Ишервуд натянул макинтош. Его общественное положение и преданность английскому гардеробу скрывали тот факт, что он – по крайней мере формально – вовсе не был англичанином. Да, он был англичанином по подданству и паспорту, но немцем по крови, французом по воспитанию и евреем по вере. Лишь немногие знали, что его фамилия была фонетическим извращением оригинала. Еще меньше людей знали, что на протяжении многих лет он оказывал услуги некоему джентльмену с головой-яйцом из одной тайной организации, базирующейся в Тель-Авиве. Джентльмен именовал себя Рудольфом Хеллером, когда приходил к Ишервуду. Это было заимствованное имя, как были заимствованы синий костюм и манеры джентльмена. Его настоящее имя было Ари Шамрон.
– Человеку приходится делать в жизни выбор, верно? – сказал Шамрон, когда вербовал Ишервуда. – Человек не предает приютившую его страну, свой колледж или свой полк, позаботится о сохранности своей плоти и крови, своего племени, чтобы еще один сумасшедший австрияк или багдадский палач не попытался снова сдать нас на мыло, а, Джулиан?

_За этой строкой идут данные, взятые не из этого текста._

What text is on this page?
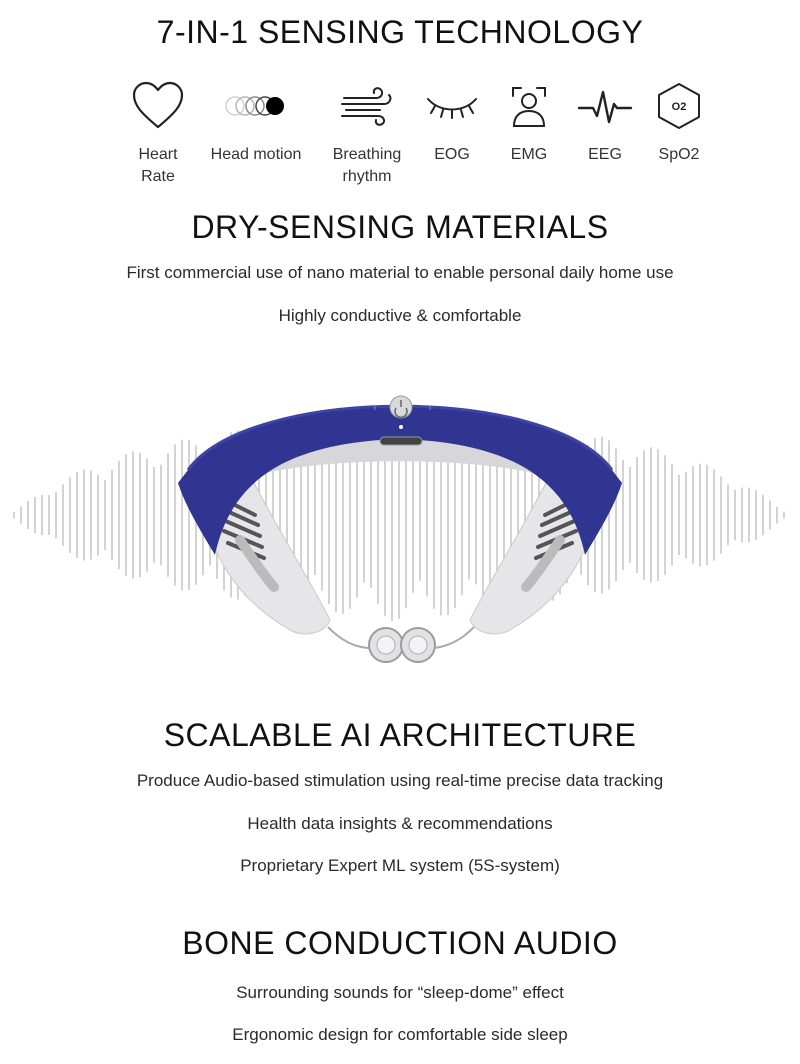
7-IN-1 SENSING TECHNOLOGY
Heart
Rate
Head motion Breathing
rhythm
EOG	EMG	EEG
O2
SpO2
DRY-SENSING MATERIALS
First commercial use of nano material to enable personal daily home use
Highly conductive & comfortable
‹	›
SCALABLE AI ARCHITECTURE
Produce Audio-based stimulation using real-time precise data tracking
Health data insights & recommendations
Proprietary Expert ML system (5S-system)
BONE CONDUCTION AUDIO
Surrounding sounds for “sleep-dome” effect
Ergonomic design for comfortable side sleep
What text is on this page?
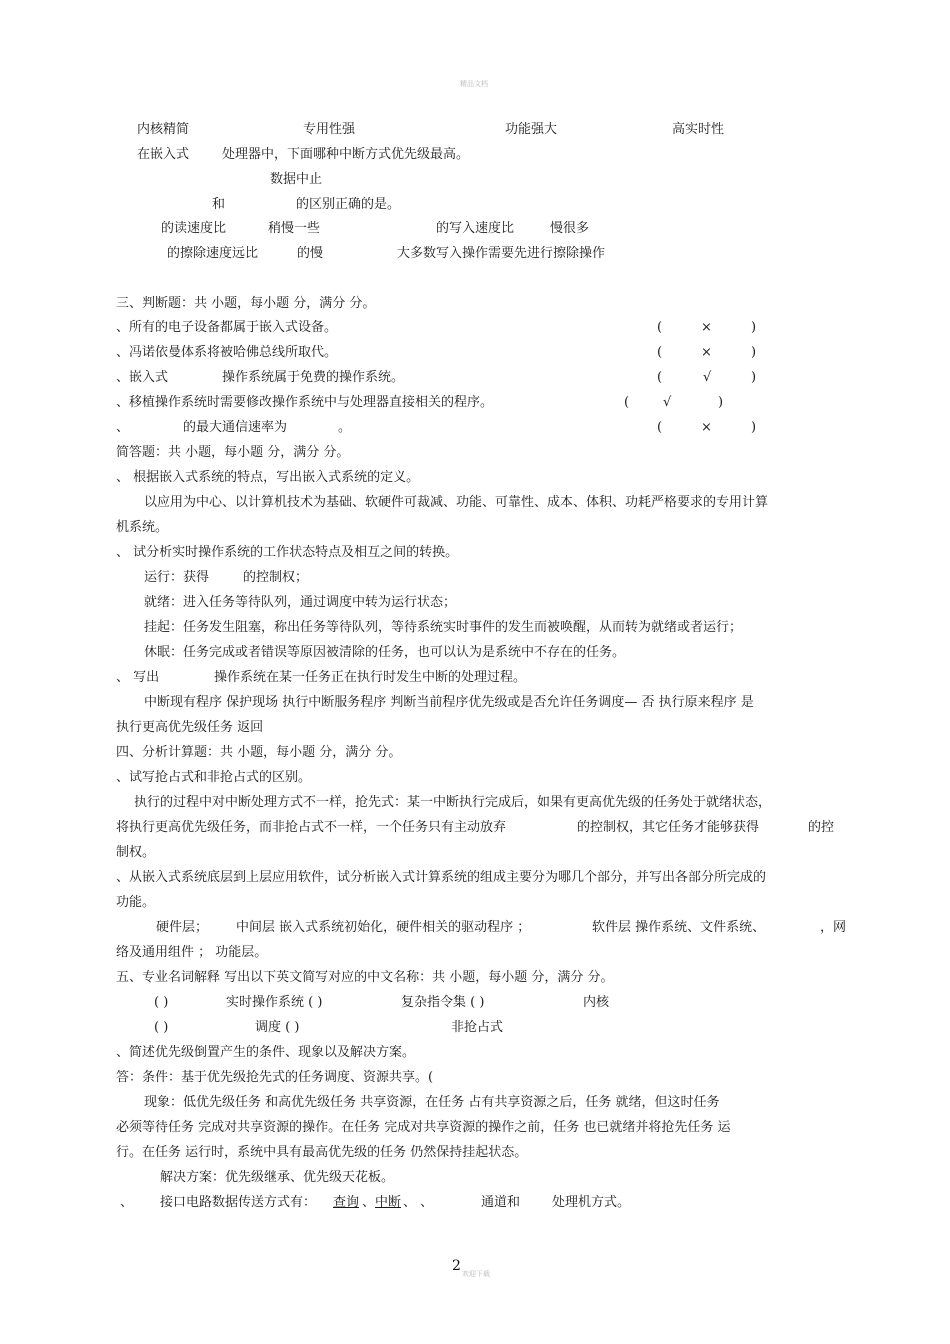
精品文档
内核精简	专用性强	功能强大	高实时性
在嵌入式	处理器中，下面哪种中断方式优先级最高。
数据中止
和	的区别正确的是。
的读速度比	稍慢一些	的写入速度比	慢很多
的擦除速度远比	的慢	大多数写入操作需要先进行擦除操作
三、判断题：共 小题，每小题 分，满分 分。
、所有的电子设备都属于嵌入式设备。	(	×	)
、冯诺依曼体系将被哈佛总线所取代。	(	×	)
、嵌入式	操作系统属于免费的操作系统。	(	√	)
、移植操作系统时需要修改操作系统中与处理器直接相关的程序。	(	√	)
、	的最大通信速率为	。	(	×	)
简答题：共 小题，每小题 分，满分 分。
、 根据嵌入式系统的特点，写出嵌入式系统的定义。
以应用为中心、以计算机技术为基础、软硬件可裁减、功能、可靠性、成本、体积、功耗严格要求的专用计算
机系统。
、 试分析实时操作系统的工作状态特点及相互之间的转换。
运行：获得	的控制权；
就绪：进入任务等待队列，通过调度中转为运行状态；
挂起：任务发生阻塞，称出任务等待队列，等待系统实时事件的发生而被唤醒，从而转为就绪或者运行；
休眠：任务完成或者错误等原因被清除的任务，也可以认为是系统中不存在的任务。
、 写出	操作系统在某一任务正在执行时发生中断的处理过程。
中断现有程序 保护现场 执行中断服务程序 判断当前程序优先级或是否允许任务调度— 否 执行原来程序 是
执行更高优先级任务 返回
四、分析计算题：共 小题，每小题 分，满分 分。
、试写抢占式和非抢占式的区别。
执行的过程中对中断处理方式不一样，抢先式：某一中断执行完成后，如果有更高优先级的任务处于就绪状态，
将执行更高优先级任务，而非抢占式不一样，一个任务只有主动放弃	的控制权，其它任务才能够获得	的控
制权。
、从嵌入式系统底层到上层应用软件，试分析嵌入式计算系统的组成主要分为哪几个部分，并写出各部分所完成的
功能。
硬件层； 中间层 嵌入式系统初始化，硬件相关的驱动程序 ；	软件层 操作系统、文件系统、	，网
络及通用组件 ； 功能层。
五、专业名词解释 写出以下英文简写对应的中文名称：共 小题，每小题 分，满分 分。
( )	实时操作系统 ( )	复杂指令集 ( )	内核
( )	调度 ( )	非抢占式
、简述优先级倒置产生的条件、现象以及解决方案。
答：条件：基于优先级抢先式的任务调度、资源共享。(
现象：低优先级任务 和高优先级任务 共享资源，在任务 占有共享资源之后，任务 就绪，但这时任务
必须等待任务 完成对共享资源的操作。在任务 完成对共享资源的操作之前，任务 也已就绪并将抢先任务 运
行。在任务 运行时，系统中具有最高优先级的任务 仍然保持挂起状态。
解决方案：优先级继承、优先级天花板。
、 接口电路数据传送方式有： 查询 、 中断 、 、	通道和 处理机方式。
2 欢迎下载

– Правильно, правильно, герр Хеллер.
– Мы не будем платить вам ни фунта. Ваше имя никогда не появится в наших архивах. Просто время от времени вы будете оказывать мне услуги. Очень специфические услуги для особого агента.
– Супер. Отлично. Где я должен расписаться? А какого рода услуги? Ничего сомнительного, насколько я понимаю?
– Скажем, мне надо послать его в Прагу. Или в Осло. Или – не дай Бог – в Берлин. Я попрошу вас подыскать ему там законную работу. Реставрацию. Атрибуцию. Консультации. Что-то такое, что соответствовало бы количеству времени, которое он там пробудет.
– Нет проблем, герр Хеллер. Кстати, у этого вашего агента есть имя?
У агента было много имен, думал сейчас Ишервуд, глядя на мужчину, шедшего по двору. Его настоящее имя было Габриель Аллон, и характер его работы на Шамрона проявлялся в том, как осторожно он сейчас себя вел. Как он оглянулся через плечо, когда скользнул в проход с Дьюк-стрит. Как, несмотря на непрекращающийся дождь, не единожды, а дважды обошел старый двор, прежде чем подойти к плотно запертой двери в галерею и позвонить в ишервудский звонок. «Бедняга Габриель. Один из трех или четырех лучших в мире людей, который занимается тем же, что и он сам, а ходить по прямой не может». А собственно, почему? После того, что случилось с его женой и ребенком в Вене… да ни один не останется прежним после такого.